Cabinet ministers are reportedly pushing for the full nationalisation of RBS.

Cabinet ministers are discussing the possibility of taking full control of RBS. Photograph: Getty Images.

Back in the halcyon days of May 2010, George Osborne probably hoped to use the government's RBS shares as the basis for a pre-election giveaway. Now, he'd be lucky not to make a loss. Based on current trading conditions, the Treasury has already conceded that the chances of a sale of taxpayers’ shares before 2015 are "virtually nil". Indeed, so much has changed that the government is now considering the reverse: buying more shares in RBS.

Today's FT reports that senior government figures are discussing the possibility of "fully nationalising" the bank amid frustration at the paucity of lending to British businesses. Acquiring the 18 per cent of RBS that it does not already own would allow the government to direct the bank to increase its lending to companies without fear of legal challenge from the remaining private shareholders. One official tells the paper: "This is a conversation that takes place all the time."

Though he is not named in the report, it's safe to assume that Vince Cable is one of those leading the charge. It was the Business Secretary who recently accused the banks of "throttling the recovery" by failing to lend to small businesses and who called for part of RBS to be converted into a National Investment Bank. But Osborne, the man who voted against the nationalisation of Northern Rock, is unsurprisingly opposed. In a statement, the Treasury said:

We are committed to repairing and returning RBS to full health so that it is able to support the UK economy in the future, and the current strategy is working to achieve that. The government’s policy has always been to return RBS to the private sector, but only when it delivers value for money for the taxpayer.
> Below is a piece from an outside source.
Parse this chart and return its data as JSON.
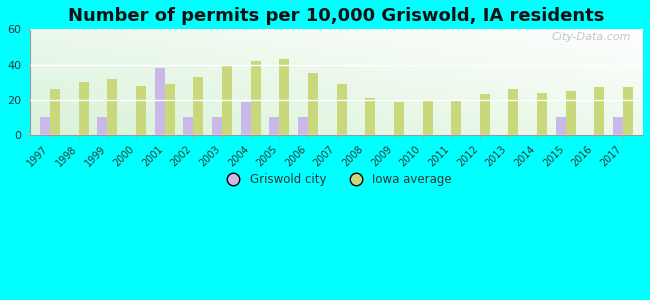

With the economy now in a deep recession, the nationalisation of RBS is exactly the sort of game-changer the government should pursue. But Osborne's ideological preference for the private sector will, one suspects, again prevent a necessary step towards recovery.

Update: My colleague Rafael Behr suggests another reason why Osborne is opposed to nationalisation: "Nowhere to hide in bonus season when it is 'state bank' paying out."